В «Герое нашего времени» Лермонтов дал классический образец реалистического психологического романа, предвосхищая аналитическое мастерство Достоевского и тончайший реализм Толстого, но соединяя их с прозрачной ясностью повествования и с емкой прочностью гармонически-прекрасной формы.

В языке «Героя нашего времени» и ряда других своих произведений последних лет Лермонтов завершил свою борьбу за реализм. Лермонтов изгнал из своего языка все причудливо-помпезное наследие придворной поэзии XVIII в., все элементы сентиментализма и романтической изысканности. Лермонтов сознательно дорожил вольной силой и простой жизненностью своего языка («как дикарь, свободе лишь послушный, не гнется гордый наш язык»). Язык Лермонтова и повествовательная манера последних его произведений — и прежде всего «Героя нашего времени» — стали в глазах современников Лермонтова и писателей последующих поколений образцом русской реалистической речи и художественной формы. В июне 1840 г. С. Т. Аксаков писал Н. В. Гоголю: «Я прочел Лермонтова «Героя нашего времени» в связи и нахожу в нем большое достоинство. Живо помню слова ваши, что Лермонтов-прозаик будет выше Лермонтова-стихотворца»48.

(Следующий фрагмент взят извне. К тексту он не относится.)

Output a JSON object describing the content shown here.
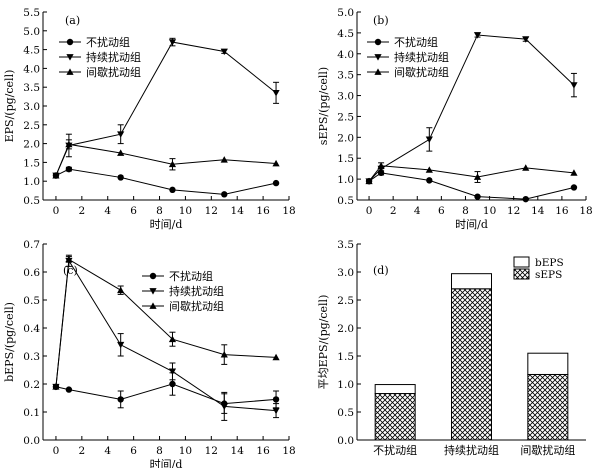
{
  "chart_data": [
    {
      "panel": "(a)",
      "type": "line",
      "xlabel": "时间/d",
      "ylabel": "EPS/(pg/cell)",
      "xlim": [
        -1,
        18
      ],
      "ylim": [
        0.5,
        5.5
      ],
      "xticks": [
        0,
        2,
        4,
        6,
        8,
        10,
        12,
        14,
        16,
        18
      ],
      "yticks": [
        0.5,
        1.0,
        1.5,
        2.0,
        2.5,
        3.0,
        3.5,
        4.0,
        4.5,
        5.0,
        5.5
      ],
      "legend": "top-left",
      "series": [
        {
          "name": "不扰动组",
          "marker": "circle",
          "x": [
            0,
            1,
            5,
            9,
            13,
            17
          ],
          "y": [
            1.15,
            1.32,
            1.1,
            0.77,
            0.65,
            0.95
          ],
          "err": [
            0,
            0.05,
            0,
            0,
            0,
            0
          ]
        },
        {
          "name": "持续扰动组",
          "marker": "triangle-down",
          "x": [
            0,
            1,
            5,
            9,
            13,
            17
          ],
          "y": [
            1.15,
            1.95,
            2.25,
            4.7,
            4.45,
            3.35
          ],
          "err": [
            0,
            0.3,
            0.25,
            0.1,
            0.05,
            0.28
          ]
        },
        {
          "name": "间歇扰动组",
          "marker": "triangle-up",
          "x": [
            0,
            1,
            5,
            9,
            13,
            17
          ],
          "y": [
            1.15,
            1.98,
            1.75,
            1.45,
            1.57,
            1.47
          ],
          "err": [
            0,
            0.12,
            0,
            0.15,
            0,
            0
          ]
        }
      ]
    },
    {
      "panel": "(b)",
      "type": "line",
      "xlabel": "时间/d",
      "ylabel": "sEPS/(pg/cell)",
      "xlim": [
        -1,
        18
      ],
      "ylim": [
        0.5,
        5.0
      ],
      "xticks": [
        0,
        2,
        4,
        6,
        8,
        10,
        12,
        14,
        16,
        18
      ],
      "yticks": [
        0.5,
        1.0,
        1.5,
        2.0,
        2.5,
        3.0,
        3.5,
        4.0,
        4.5,
        5.0
      ],
      "legend": "top-left",
      "series": [
        {
          "name": "不扰动组",
          "marker": "circle",
          "x": [
            0,
            1,
            5,
            9,
            13,
            17
          ],
          "y": [
            0.95,
            1.15,
            0.97,
            0.58,
            0.52,
            0.8
          ],
          "err": [
            0,
            0.05,
            0,
            0,
            0,
            0
          ]
        },
        {
          "name": "持续扰动组",
          "marker": "triangle-down",
          "x": [
            0,
            1,
            5,
            9,
            13,
            17
          ],
          "y": [
            0.95,
            1.25,
            1.95,
            4.45,
            4.35,
            3.25
          ],
          "err": [
            0,
            0,
            0.28,
            0.05,
            0.05,
            0.28
          ]
        },
        {
          "name": "间歇扰动组",
          "marker": "triangle-up",
          "x": [
            0,
            1,
            5,
            9,
            13,
            17
          ],
          "y": [
            0.95,
            1.32,
            1.22,
            1.05,
            1.27,
            1.15
          ],
          "err": [
            0,
            0.07,
            0,
            0.13,
            0,
            0
          ]
        }
      ]
    },
    {
      "panel": "(c)",
      "type": "line",
      "xlabel": "时间/d",
      "ylabel": "bEPS/(pg/cell)",
      "xlim": [
        -1,
        18
      ],
      "ylim": [
        0,
        0.7
      ],
      "xticks": [
        0,
        2,
        4,
        6,
        8,
        10,
        12,
        14,
        16,
        18
      ],
      "yticks": [
        0,
        0.1,
        0.2,
        0.3,
        0.4,
        0.5,
        0.6,
        0.7
      ],
      "legend": "top-center",
      "series": [
        {
          "name": "不扰动组",
          "marker": "circle",
          "x": [
            0,
            1,
            5,
            9,
            13,
            17
          ],
          "y": [
            0.19,
            0.18,
            0.145,
            0.2,
            0.13,
            0.145
          ],
          "err": [
            0,
            0,
            0.03,
            0.04,
            0.035,
            0.03
          ]
        },
        {
          "name": "持续扰动组",
          "marker": "triangle-down",
          "x": [
            0,
            1,
            5,
            9,
            13,
            17
          ],
          "y": [
            0.19,
            0.64,
            0.34,
            0.245,
            0.12,
            0.105
          ],
          "err": [
            0,
            0.02,
            0.04,
            0.03,
            0.05,
            0.025
          ]
        },
        {
          "name": "间歇扰动组",
          "marker": "triangle-up",
          "x": [
            0,
            1,
            5,
            9,
            13,
            17
          ],
          "y": [
            0.19,
            0.645,
            0.535,
            0.36,
            0.305,
            0.295
          ],
          "err": [
            0,
            0.01,
            0.015,
            0.025,
            0.035,
            0
          ]
        }
      ]
    },
    {
      "panel": "(d)",
      "type": "bar",
      "stacked": true,
      "xlabel": "",
      "ylabel": "平均EPS/(pg/cell)",
      "ylim": [
        0,
        3.5
      ],
      "yticks": [
        0,
        0.5,
        1.0,
        1.5,
        2.0,
        2.5,
        3.0,
        3.5
      ],
      "categories": [
        "不扰动组",
        "持续扰动组",
        "间歇扰动组"
      ],
      "legend": "top-right",
      "series": [
        {
          "name": "sEPS",
          "fill": "crosshatch",
          "values": [
            0.83,
            2.7,
            1.17
          ]
        },
        {
          "name": "bEPS",
          "fill": "white",
          "values": [
            0.16,
            0.27,
            0.38
          ]
        }
      ]
    }
  ]
}
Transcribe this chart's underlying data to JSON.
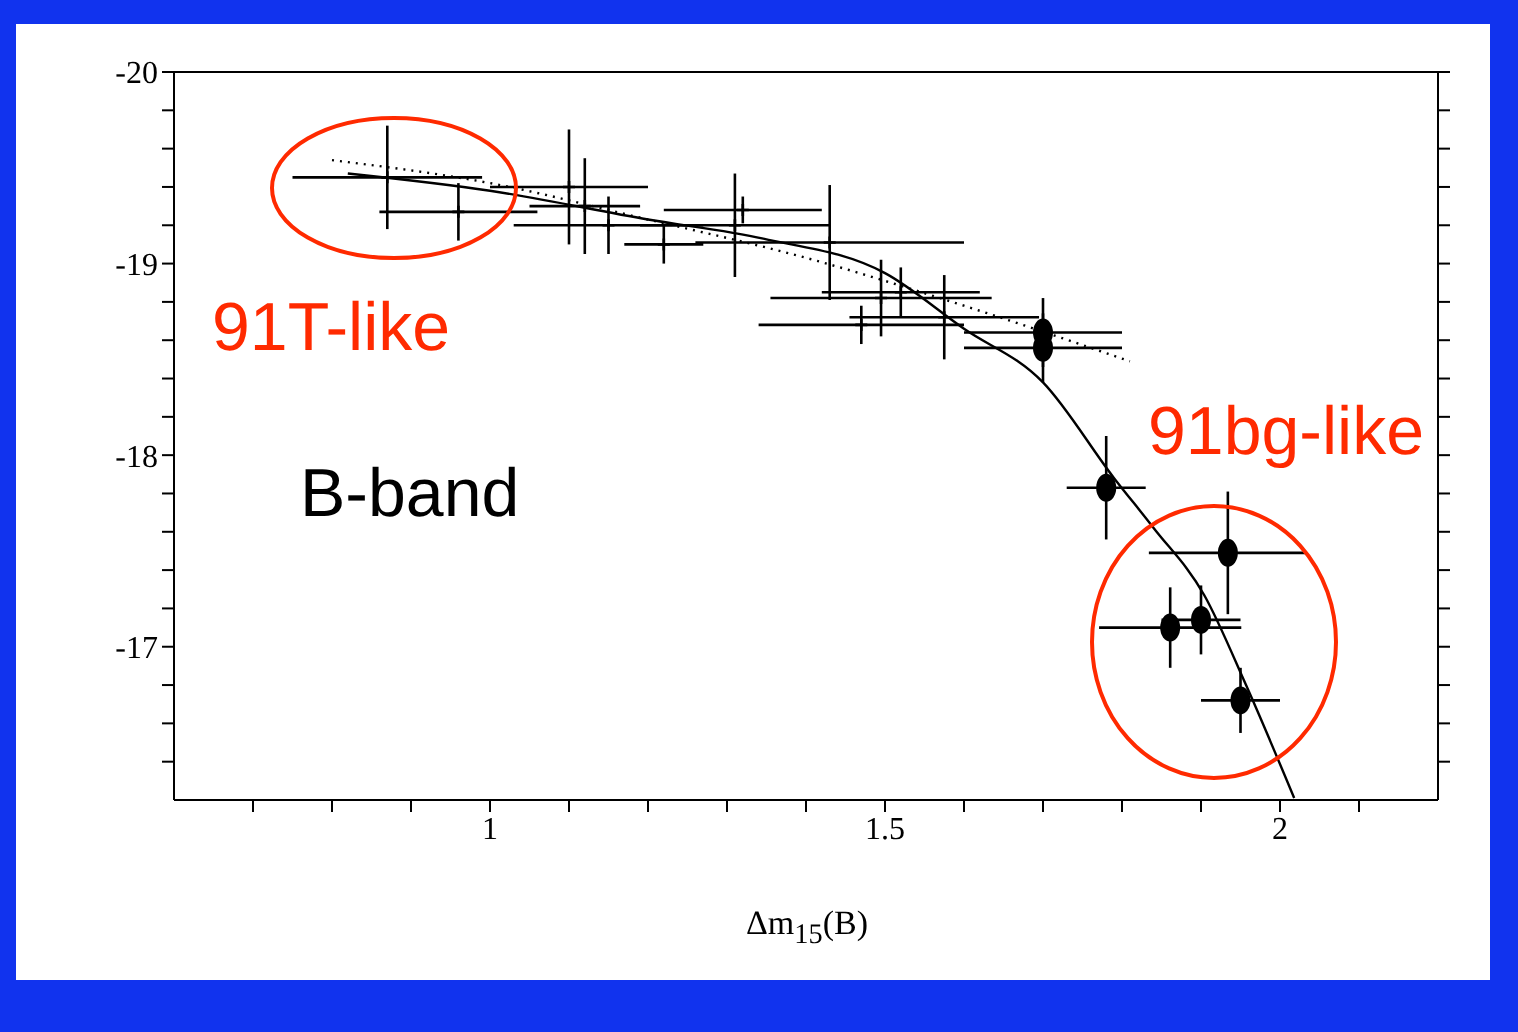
{
  "chart_data": {
    "type": "scatter",
    "xlabel": "Δm$_{15}$(B)",
    "annotations": [
      "91T-like",
      "B-band",
      "91bg-like"
    ],
    "xlim": [
      0.6,
      2.2
    ],
    "xticks": [
      {
        "value": 0.7,
        "label": null
      },
      {
        "value": 0.8,
        "label": null
      },
      {
        "value": 0.9,
        "label": null
      },
      1,
      {
        "value": 1.1,
        "label": null
      },
      {
        "value": 1.2,
        "label": null
      },
      {
        "value": 1.3,
        "label": null
      },
      {
        "value": 1.4,
        "label": null
      },
      1.5,
      {
        "value": 1.6,
        "label": null
      },
      {
        "value": 1.7,
        "label": null
      },
      {
        "value": 1.8,
        "label": null
      },
      {
        "value": 1.9,
        "label": null
      },
      2,
      {
        "value": 2.1,
        "label": null
      }
    ],
    "ylim": [
      -16.2,
      -20
    ],
    "yticks": [
      -20,
      {
        "value": -19.8,
        "label": null
      },
      {
        "value": -19.6,
        "label": null
      },
      {
        "value": -19.4,
        "label": null
      },
      {
        "value": -19.2,
        "label": null
      },
      -19,
      {
        "value": -18.8,
        "label": null
      },
      {
        "value": -18.6,
        "label": null
      },
      {
        "value": -18.4,
        "label": null
      },
      {
        "value": -18.2,
        "label": null
      },
      -18,
      {
        "value": -17.8,
        "label": null
      },
      {
        "value": -17.6,
        "label": null
      },
      {
        "value": -17.4,
        "label": null
      },
      {
        "value": -17.2,
        "label": null
      },
      -17,
      {
        "value": -16.8,
        "label": null
      },
      {
        "value": -16.6,
        "label": null
      },
      {
        "value": -16.4,
        "label": null
      }
    ],
    "series": [
      {
        "marker": "cross",
        "color": "#000000",
        "x": [
          0.87,
          0.96,
          1.1,
          1.12,
          1.15,
          1.22,
          1.31,
          1.32,
          1.43,
          1.47,
          1.495,
          1.52,
          1.575
        ],
        "values": [
          -19.45,
          -19.27,
          -19.4,
          -19.3,
          -19.2,
          -19.1,
          -19.2,
          -19.28,
          -19.11,
          -18.68,
          -18.82,
          -18.85,
          -18.72
        ],
        "errors": [
          0.27,
          0.15,
          0.3,
          0.25,
          0.15,
          0.1,
          0.27,
          0.07,
          0.3,
          0.1,
          0.2,
          0.13,
          0.22
        ],
        "xerrors": [
          0.12,
          0.1,
          0.1,
          0.07,
          0.12,
          0.05,
          0.12,
          0.1,
          0.17,
          0.13,
          0.14,
          0.1,
          0.12
        ]
      },
      {
        "marker": "circle",
        "color": "#000000",
        "x": [
          1.7,
          1.7,
          1.78,
          1.934,
          1.861,
          1.9,
          1.95
        ],
        "values": [
          -18.64,
          -18.56,
          -17.83,
          -17.49,
          -17.1,
          -17.14,
          -16.72
        ],
        "errors": [
          0.18,
          0.18,
          0.27,
          0.32,
          0.21,
          0.18,
          0.17
        ],
        "xerrors": [
          0.1,
          0.1,
          0.05,
          0.1,
          0.09,
          0.05,
          0.05
        ]
      },
      {
        "type": "line",
        "line_style": "solid",
        "color": "#000000",
        "x": [
          0.82,
          1.0,
          1.2,
          1.346,
          1.5,
          1.6,
          1.7,
          1.79,
          1.84,
          1.904,
          1.957,
          2.018
        ],
        "values": [
          -19.47,
          -19.38,
          -19.23,
          -19.13,
          -18.95,
          -18.66,
          -18.38,
          -17.88,
          -17.62,
          -17.27,
          -16.8,
          -16.21
        ]
      },
      {
        "type": "line",
        "line_style": "dotted",
        "color": "#000000",
        "x": [
          0.8,
          1.0,
          1.2,
          1.4,
          1.6,
          1.81
        ],
        "values": [
          -19.54,
          -19.42,
          -19.23,
          -19.03,
          -18.78,
          -18.49
        ]
      }
    ]
  }
}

В статье «В чем же наконец существо русской поэзии» (1846) Гоголь утверждал: «Никто еще не писал у нас такою правильною, прекрасною и благоуханною прозою» — никто, стало быть, ни Пушкин, ни сам Гоголь. В дневниках Льва Толстого находим записи об усиленном чтении Лермонтова: «Читал Лермонтова 3-й день» (1852, 26/XII); «перечитывал «Героя нашего времени» (1854, 11/XII) и т д. В собственноручном списке книг, оказавших на него влияние, Толстой отмечает: «Лермонтов. Герой нашего времени. Тамань. Очень большое»49. На вопрос пишущего эти строки в 1909 г., какое из произведений русской прозы он считает совершеннейшим с точки зрения художества, Лев Николаевич, нимало не колеблясь, назвал «Тамань». Тургенев признавал, что «из Пушкина целиком выработался Лермонтов: та же сжатость, точность и простота». Указывая, что в «Княжне Мери» есть отголосок французской манеры, Тургенев восклицал: «Зато какая прелесть «Тамань»50.

Неоднократно называя «Героя нашего времени» и, в частности, «Тамань» как образец русской прозы, Чехов утверждал: «Я не знаю языка лучше, чем у Лермонтова. Я бы так сделал: взял его рассказ и разбирал бы, как разбирают в школах, по предложениям, по частям предложения. Так бы и учился писать»51.

Подобные признания русских писателей можно значительно умножить.

Значение этих признаний велико: С. Аксаков, Гоголь, Л. Толстой, Тургенев, Чехов единогласно свидетельствовали, что долгий путь Лермонтова от романтизма к реализму был завершен: в «Герое нашего времени» Лермонтов создал произведение, которое, по суждению великих мастеров русской прозы, являясь классическим образцом, навсегда останется лучшим учебным руководством для писателей.